Diario di viaggio di Matrilineare di Grazia Dentoni. Terza tappa: Escalaplano

Questo è il diario di viaggio di un progetto che dal 22 luglio al 5 settembre attraverserà il Sarrabus-Gerrei-Trexenta nell’ambito delle attività di Geografie sommerse. La sua storia comincia tre anni fa da un’idea di Grazia Dentoni, attrice e regista teatrale ispirata dalla propria esperienza di gestazione e dalla formazione come doula al fianco di gestanti e partorienti. Il progetto (all’interno del Teatro di Pace in Sardegna) si chiama Matrilineare e dopo le ultime due sessioni tra il Museo archeologico e alcuni siti d’interesse di Cagliari, grazie al Gal si sposta nel cuore del sud Sardegna. L’obiettivo è indagare attraverso il linguaggio teatrale e poetico il processo creativo in tutte le sue manifestazioni. Dopo le tappe di Ballao e Goni, quello di Escalaplano è il terzo appuntamento.
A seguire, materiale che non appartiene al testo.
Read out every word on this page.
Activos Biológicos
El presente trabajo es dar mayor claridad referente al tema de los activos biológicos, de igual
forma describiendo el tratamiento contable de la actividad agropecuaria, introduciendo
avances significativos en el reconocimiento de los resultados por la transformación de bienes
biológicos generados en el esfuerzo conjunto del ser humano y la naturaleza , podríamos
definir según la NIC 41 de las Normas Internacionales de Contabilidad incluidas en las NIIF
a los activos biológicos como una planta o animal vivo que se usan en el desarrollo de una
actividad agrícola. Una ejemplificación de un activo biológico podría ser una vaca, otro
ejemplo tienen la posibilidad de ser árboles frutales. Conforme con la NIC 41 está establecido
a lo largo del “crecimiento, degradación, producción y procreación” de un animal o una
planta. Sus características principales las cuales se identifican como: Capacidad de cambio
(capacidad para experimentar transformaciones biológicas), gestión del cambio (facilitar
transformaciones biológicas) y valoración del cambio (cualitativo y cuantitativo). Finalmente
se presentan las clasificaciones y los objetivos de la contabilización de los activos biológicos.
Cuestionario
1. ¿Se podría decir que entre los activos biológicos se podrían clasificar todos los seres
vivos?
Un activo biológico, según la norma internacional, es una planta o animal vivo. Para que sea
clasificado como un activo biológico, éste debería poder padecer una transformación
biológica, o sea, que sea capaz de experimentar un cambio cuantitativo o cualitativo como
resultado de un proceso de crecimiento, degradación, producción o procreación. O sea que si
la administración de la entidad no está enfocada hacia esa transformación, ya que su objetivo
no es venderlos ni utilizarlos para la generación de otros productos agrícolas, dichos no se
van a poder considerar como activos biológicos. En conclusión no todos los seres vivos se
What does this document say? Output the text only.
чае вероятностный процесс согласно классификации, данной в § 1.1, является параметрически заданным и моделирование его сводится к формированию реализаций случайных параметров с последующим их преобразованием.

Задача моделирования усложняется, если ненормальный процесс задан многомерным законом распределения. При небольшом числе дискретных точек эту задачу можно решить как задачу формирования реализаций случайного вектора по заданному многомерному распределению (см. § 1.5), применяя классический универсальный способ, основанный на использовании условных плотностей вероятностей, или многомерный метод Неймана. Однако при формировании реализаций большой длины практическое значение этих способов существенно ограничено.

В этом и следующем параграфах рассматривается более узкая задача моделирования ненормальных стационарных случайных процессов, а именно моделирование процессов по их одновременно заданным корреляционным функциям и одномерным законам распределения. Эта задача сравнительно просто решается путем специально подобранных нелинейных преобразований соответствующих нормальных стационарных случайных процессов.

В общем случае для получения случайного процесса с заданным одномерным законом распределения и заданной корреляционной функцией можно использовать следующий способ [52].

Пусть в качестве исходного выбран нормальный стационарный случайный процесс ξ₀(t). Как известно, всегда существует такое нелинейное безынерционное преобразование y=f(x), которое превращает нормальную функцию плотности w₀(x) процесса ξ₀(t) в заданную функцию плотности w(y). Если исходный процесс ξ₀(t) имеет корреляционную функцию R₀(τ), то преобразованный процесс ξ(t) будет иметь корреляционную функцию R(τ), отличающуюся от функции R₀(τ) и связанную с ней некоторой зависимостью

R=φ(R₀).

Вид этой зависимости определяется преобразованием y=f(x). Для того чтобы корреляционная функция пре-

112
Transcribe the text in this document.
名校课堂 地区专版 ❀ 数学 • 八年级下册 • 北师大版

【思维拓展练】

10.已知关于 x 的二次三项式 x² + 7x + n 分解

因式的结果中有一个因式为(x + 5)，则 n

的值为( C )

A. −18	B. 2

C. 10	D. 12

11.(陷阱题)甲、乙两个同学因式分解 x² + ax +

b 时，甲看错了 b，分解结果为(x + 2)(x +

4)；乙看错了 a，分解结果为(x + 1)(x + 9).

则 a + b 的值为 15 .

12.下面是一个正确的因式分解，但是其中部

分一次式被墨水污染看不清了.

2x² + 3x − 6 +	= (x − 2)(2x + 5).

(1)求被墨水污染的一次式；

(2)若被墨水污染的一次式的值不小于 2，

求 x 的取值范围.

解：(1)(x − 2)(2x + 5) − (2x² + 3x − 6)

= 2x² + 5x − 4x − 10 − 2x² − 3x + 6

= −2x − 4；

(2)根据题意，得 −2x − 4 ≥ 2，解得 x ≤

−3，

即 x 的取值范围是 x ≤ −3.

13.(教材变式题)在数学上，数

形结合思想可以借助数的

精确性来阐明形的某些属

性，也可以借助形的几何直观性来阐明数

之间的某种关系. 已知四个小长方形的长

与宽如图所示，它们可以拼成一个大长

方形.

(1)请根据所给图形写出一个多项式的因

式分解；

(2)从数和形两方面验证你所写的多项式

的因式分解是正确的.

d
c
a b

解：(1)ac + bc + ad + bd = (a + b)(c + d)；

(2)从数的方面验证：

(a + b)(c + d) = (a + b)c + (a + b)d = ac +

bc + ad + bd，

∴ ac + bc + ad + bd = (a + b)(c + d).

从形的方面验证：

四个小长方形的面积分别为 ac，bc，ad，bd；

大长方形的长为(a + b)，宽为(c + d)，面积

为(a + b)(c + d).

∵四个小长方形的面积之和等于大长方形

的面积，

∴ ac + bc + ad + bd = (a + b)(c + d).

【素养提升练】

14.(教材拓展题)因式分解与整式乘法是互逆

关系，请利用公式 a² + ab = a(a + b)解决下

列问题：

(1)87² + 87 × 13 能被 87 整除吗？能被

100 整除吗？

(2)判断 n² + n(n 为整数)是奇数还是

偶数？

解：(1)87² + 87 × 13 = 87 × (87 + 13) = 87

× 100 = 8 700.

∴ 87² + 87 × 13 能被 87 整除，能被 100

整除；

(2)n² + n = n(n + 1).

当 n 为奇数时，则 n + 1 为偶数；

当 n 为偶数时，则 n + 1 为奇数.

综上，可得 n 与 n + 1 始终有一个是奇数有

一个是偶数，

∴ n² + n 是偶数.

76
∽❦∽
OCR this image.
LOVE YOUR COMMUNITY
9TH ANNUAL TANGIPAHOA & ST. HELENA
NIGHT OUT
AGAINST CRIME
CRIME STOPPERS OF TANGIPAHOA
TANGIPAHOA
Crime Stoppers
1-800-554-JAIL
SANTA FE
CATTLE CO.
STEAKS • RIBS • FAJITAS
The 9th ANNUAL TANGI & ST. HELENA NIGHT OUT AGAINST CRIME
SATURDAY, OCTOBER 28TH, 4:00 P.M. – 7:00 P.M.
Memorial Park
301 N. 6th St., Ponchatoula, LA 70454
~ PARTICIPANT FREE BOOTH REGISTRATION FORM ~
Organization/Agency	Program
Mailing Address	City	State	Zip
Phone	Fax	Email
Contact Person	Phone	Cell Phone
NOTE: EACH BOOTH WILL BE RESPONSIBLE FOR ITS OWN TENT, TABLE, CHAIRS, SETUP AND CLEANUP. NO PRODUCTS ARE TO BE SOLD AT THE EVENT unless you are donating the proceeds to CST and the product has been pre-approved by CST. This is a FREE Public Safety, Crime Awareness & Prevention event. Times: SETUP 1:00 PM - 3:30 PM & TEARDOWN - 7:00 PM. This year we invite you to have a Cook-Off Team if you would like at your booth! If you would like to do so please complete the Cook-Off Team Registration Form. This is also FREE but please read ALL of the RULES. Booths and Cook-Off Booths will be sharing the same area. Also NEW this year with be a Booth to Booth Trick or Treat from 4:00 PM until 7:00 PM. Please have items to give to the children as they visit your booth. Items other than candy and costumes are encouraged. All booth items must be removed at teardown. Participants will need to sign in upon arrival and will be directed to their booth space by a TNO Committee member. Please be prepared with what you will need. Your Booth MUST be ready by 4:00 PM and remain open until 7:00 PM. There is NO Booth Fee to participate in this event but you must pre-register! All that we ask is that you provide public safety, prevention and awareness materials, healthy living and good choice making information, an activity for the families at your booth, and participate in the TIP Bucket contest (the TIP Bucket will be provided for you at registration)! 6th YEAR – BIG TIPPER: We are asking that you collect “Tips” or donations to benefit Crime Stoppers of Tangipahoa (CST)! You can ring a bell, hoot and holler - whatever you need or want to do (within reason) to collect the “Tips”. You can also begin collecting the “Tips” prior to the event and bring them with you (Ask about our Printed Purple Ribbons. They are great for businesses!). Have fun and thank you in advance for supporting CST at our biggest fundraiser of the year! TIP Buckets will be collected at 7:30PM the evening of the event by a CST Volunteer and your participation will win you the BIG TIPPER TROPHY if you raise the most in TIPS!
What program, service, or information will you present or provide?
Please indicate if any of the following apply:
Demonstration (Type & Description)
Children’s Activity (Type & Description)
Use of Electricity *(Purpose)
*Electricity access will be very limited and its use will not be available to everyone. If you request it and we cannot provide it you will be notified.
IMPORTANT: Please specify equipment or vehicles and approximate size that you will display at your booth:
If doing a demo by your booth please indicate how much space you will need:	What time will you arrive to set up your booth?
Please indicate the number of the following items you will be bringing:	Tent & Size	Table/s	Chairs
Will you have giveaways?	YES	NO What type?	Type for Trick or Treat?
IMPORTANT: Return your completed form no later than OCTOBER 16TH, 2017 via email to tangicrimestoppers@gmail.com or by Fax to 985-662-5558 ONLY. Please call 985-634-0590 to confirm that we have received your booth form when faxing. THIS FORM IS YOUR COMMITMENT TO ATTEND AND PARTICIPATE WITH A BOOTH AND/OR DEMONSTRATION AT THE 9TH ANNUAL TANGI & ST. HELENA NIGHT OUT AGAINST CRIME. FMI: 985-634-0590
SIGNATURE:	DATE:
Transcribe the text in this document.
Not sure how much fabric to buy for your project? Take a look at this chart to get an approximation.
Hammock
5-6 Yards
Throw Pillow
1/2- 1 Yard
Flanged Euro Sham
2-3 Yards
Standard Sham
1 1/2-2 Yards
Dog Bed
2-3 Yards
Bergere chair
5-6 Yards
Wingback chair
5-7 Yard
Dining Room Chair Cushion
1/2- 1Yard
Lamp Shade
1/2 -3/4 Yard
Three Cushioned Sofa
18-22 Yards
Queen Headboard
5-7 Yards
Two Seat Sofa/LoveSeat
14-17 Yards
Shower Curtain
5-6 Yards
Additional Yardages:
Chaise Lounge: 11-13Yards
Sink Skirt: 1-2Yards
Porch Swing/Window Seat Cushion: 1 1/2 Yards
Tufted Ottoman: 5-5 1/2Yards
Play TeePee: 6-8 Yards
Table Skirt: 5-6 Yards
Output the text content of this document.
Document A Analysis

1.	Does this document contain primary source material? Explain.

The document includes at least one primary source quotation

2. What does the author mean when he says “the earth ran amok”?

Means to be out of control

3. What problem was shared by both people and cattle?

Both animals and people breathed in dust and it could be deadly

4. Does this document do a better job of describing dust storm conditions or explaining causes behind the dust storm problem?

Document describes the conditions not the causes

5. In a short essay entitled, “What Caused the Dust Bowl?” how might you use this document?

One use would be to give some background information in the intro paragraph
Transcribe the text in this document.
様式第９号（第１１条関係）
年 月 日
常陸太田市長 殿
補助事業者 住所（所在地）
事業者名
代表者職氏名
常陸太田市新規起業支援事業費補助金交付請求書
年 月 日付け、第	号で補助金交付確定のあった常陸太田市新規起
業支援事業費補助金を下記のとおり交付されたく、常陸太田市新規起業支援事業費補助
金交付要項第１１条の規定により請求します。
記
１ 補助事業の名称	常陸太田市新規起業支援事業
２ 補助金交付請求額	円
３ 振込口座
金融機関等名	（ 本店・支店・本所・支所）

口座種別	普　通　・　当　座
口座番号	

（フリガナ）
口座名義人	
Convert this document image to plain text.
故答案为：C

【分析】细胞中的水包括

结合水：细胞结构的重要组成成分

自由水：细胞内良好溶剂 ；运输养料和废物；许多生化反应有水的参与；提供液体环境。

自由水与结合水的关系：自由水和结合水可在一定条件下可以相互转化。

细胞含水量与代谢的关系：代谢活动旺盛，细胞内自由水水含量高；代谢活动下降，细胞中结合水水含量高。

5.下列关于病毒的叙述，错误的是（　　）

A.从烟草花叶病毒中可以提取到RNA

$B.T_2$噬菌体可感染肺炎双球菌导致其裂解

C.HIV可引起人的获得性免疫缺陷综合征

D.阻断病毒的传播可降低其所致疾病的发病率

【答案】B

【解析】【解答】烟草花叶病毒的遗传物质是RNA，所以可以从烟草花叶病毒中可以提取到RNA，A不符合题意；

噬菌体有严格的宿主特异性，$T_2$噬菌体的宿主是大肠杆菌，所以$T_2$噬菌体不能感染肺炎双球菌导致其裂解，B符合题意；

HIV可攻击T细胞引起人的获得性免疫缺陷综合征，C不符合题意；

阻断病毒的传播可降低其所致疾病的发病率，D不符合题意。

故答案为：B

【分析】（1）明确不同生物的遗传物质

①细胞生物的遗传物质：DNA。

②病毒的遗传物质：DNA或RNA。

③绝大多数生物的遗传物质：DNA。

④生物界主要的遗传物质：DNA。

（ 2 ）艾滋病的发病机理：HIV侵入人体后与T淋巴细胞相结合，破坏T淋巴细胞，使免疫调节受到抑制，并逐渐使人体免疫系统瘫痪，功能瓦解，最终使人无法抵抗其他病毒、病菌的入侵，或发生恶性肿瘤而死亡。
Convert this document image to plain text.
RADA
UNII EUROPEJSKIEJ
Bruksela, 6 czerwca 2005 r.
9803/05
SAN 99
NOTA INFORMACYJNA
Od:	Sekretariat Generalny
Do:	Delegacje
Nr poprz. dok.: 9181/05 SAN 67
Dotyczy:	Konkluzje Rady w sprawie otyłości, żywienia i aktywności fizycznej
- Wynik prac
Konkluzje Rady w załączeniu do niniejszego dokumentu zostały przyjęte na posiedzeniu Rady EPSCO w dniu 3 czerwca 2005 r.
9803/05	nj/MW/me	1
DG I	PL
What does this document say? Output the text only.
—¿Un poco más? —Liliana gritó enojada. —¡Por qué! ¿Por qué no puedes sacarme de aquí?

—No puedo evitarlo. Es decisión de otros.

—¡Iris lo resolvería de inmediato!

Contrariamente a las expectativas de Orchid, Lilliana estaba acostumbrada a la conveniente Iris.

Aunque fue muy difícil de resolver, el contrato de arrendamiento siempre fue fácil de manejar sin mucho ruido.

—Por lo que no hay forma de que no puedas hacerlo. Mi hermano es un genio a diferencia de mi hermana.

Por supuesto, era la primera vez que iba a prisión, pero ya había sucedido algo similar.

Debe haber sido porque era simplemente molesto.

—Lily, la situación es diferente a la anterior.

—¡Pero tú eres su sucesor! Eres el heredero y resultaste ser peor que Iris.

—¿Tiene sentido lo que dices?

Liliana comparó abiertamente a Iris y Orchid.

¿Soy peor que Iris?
Escalaplano, quasi tremila abitanti tra le valli del Flumendosa e dello Stanali. Le sirene di Mamai (la personale di Paoletta Dessì che visitiamo in una sala del Comune) devono essere emerse da queste acque. L’orario di visite è terminato, ma le porte, per noi, sono ancora aperte. Ad accoglierci è Paoletta, con occhi e sorriso sinceri (di quelli contagiosi, che ti fanno venire voglia di ridere) e parole semplici e genuine. Ci parla delle sue dee, bianche ed eteree, nate dall’incontro della pasta d’argilla e le ossa di animali raccolte in campagna. Sullo sfondo blu (semplice e incantato allo stesso tempo), morte e nascita s’incontrano in un ciclo perpetuo. Paoletta e le sue dee ci incantano e ci danno il benvenuto in una tappa all’insegna dell’accoglienza.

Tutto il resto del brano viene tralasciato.